Taking a look at some of Tokarski’s closest peers in terms of 5-v-5 TOI, we can see that the 24-year-old netminder is frankly pretty average. This doesn’t necessarily mean that he is average by the standards of all NHL back-ups, but compared to those with a similar workload he had a comfortably run-of-the-mill performance.
A great way to compare these players is by their Adjusted Sv% (AdSv%), which accounts for the fact that some teams – namely, the Montreal Canadiens – give up a lot of high quality scoring chances, while others give up many low quality ones. By this metric, Tokarski is right in the middle of the pack compared to the eight other goalies listed above, though it should be noted that his .907 at even strength is closer to the bottom than it is to the top. Compared to all primary backups league-wide, Tokarski fares worse, but it seems fairer to look at him in the context of the workload he actually had.
Another statistic we can use to compare the quality of goaltenders – and more specifically, their importance to a team – is Goals Saved Above Average (GSAA). In his season preview of Carey Price, Stephen Demone showed that the league MVP was tops by far in this category.
Tokarski, on the other hand, ranked 71st among all netminders in the NHL. This rankings actually goes up to 44th in the league if you remove goalies who played in fewer than 10 games. Still, Tokarski had a negative effect on the team, with a GSAA of -2.56. This number puts Tokarski behind backups such as Calvin Pickard, Andrei Vasilevskiy, and Reto Berra. By the same token, Tokarski actually comes out looking better than some established NHL starters including Ryan Miller and Jonathan Bernier.
We would be remiss not to take into consideration the external factors that could have had an adverse effect on Tokarski’s overall performance. His individual statistics, as well as his overall record of 6-6-4, were not shining by any means but it’s not as if the Habs made life particularly easy for Tokarski last season. He started the majority of his games (13 out of 17) on the road, meaning opposing teams got to take advantage of last change against Tokarski more often than not.
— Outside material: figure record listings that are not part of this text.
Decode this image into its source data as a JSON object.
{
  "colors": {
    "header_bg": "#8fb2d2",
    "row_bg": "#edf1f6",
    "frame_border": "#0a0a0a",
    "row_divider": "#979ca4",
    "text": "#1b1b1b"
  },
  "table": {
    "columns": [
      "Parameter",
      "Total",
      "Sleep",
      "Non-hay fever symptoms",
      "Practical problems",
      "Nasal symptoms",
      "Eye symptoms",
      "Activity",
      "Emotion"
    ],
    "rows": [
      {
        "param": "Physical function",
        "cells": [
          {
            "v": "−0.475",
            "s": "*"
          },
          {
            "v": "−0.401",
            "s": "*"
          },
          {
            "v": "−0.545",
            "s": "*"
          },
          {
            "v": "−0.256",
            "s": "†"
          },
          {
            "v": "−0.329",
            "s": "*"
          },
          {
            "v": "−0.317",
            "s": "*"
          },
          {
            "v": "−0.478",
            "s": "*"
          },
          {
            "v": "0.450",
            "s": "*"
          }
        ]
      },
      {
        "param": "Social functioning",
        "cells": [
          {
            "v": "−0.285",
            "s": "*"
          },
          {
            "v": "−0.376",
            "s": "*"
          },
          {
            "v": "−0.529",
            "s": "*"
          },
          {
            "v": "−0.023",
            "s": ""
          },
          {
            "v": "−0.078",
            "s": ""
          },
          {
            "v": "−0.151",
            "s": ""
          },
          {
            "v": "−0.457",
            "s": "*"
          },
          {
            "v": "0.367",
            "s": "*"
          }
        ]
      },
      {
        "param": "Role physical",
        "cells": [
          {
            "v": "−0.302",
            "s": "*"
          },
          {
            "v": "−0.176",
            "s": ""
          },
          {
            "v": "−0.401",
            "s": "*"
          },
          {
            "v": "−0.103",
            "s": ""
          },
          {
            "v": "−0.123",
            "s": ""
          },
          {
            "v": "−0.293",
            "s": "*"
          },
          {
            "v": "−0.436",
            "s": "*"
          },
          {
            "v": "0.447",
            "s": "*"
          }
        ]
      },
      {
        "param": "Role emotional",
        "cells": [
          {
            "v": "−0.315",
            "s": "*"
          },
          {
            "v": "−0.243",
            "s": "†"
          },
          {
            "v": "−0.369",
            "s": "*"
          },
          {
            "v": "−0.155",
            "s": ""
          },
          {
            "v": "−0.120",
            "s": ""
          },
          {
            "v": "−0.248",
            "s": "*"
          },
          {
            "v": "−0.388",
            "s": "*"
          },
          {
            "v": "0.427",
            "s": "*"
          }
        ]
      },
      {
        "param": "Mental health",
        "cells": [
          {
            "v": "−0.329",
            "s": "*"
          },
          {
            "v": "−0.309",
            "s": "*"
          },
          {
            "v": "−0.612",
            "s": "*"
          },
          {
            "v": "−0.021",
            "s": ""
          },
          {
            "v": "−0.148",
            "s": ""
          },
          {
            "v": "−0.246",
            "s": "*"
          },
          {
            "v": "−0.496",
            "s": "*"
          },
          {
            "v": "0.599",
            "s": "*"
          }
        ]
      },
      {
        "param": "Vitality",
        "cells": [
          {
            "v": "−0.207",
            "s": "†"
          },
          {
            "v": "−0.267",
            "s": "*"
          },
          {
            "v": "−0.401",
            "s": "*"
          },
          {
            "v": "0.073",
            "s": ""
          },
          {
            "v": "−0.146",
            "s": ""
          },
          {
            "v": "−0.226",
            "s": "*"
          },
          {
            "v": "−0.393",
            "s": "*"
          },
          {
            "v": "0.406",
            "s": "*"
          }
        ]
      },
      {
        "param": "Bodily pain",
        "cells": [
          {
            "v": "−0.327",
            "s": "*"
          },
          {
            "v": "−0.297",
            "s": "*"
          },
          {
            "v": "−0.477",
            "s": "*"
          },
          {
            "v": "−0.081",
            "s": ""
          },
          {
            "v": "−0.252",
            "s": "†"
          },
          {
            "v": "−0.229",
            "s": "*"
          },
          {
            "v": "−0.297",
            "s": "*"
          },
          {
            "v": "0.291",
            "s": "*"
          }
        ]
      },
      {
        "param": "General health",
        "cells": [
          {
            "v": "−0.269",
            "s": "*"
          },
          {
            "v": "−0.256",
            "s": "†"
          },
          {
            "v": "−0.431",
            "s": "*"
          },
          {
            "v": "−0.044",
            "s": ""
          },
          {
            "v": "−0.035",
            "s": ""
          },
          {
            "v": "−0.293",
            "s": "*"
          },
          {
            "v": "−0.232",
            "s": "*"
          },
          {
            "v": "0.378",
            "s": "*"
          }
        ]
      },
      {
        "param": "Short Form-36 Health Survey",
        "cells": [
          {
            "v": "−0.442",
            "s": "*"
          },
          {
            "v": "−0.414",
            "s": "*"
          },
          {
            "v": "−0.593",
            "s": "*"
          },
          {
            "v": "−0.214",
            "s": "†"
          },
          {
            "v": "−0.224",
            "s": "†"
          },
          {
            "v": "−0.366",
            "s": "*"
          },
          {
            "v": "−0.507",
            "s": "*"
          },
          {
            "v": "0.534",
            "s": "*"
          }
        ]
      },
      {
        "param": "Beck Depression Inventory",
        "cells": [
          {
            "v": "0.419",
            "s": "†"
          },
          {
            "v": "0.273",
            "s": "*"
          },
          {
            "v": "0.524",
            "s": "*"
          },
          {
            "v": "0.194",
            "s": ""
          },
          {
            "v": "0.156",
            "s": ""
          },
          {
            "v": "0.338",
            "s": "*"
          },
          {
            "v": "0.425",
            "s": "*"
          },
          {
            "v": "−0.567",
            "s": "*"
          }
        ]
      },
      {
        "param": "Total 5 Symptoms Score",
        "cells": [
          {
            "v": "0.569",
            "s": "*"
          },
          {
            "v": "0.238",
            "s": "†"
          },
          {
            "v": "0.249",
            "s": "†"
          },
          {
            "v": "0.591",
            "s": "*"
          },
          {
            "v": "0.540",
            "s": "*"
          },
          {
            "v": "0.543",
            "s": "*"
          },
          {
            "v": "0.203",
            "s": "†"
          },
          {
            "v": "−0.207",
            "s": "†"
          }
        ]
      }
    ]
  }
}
Additionally the Canadiens, already an infamously low scoring team, scored even less with the rookie between the pipes. The team would score just 1.88 goals per 60 at even strength when Tokarski was playing as compared to their season-long average of 2.21, and that certainly didn’t give him much room for error.
It may also be worth noting that Tokarski was never really given an opportunity to hit his stride, as his starts came few and far between - the most notable example being the full month between starts from November 29th to December 30th.
2015-16 Season Preview
The coming season shouldn’t differ all that much from the last for Tokarski, as he will expect to start roughly the same number of games. This may also turn out to be his biggest obstacle, but such is life when your counterpart is a Vezina favourite. The one thing on his side heading into the 2015-16 season is more experience as he grows more accustomed to his new role, starting games only when he has to or stepping onto the ice midway through a contest.
In the end, Tokarski’s performance may rely heavily on how the team in front of him can perform. If the defense continues to allow a large number of high danger scoring chances, you can expect Tokarski to struggle once again. He wasn’t particularly good at stopping such shots in 2014-15, and that is unlikely to change. A tighter defense combined with even moderately more support from the goal scorers could make all the difference in the world for the Habs backup.
When all is said and done, though, the Canadiens world revolves around Carey Price, and rightfully so. If all goes according to plan, Dustin Tokarski shouldn’t start more than 20 games this year and we wouldn’t have it any other way.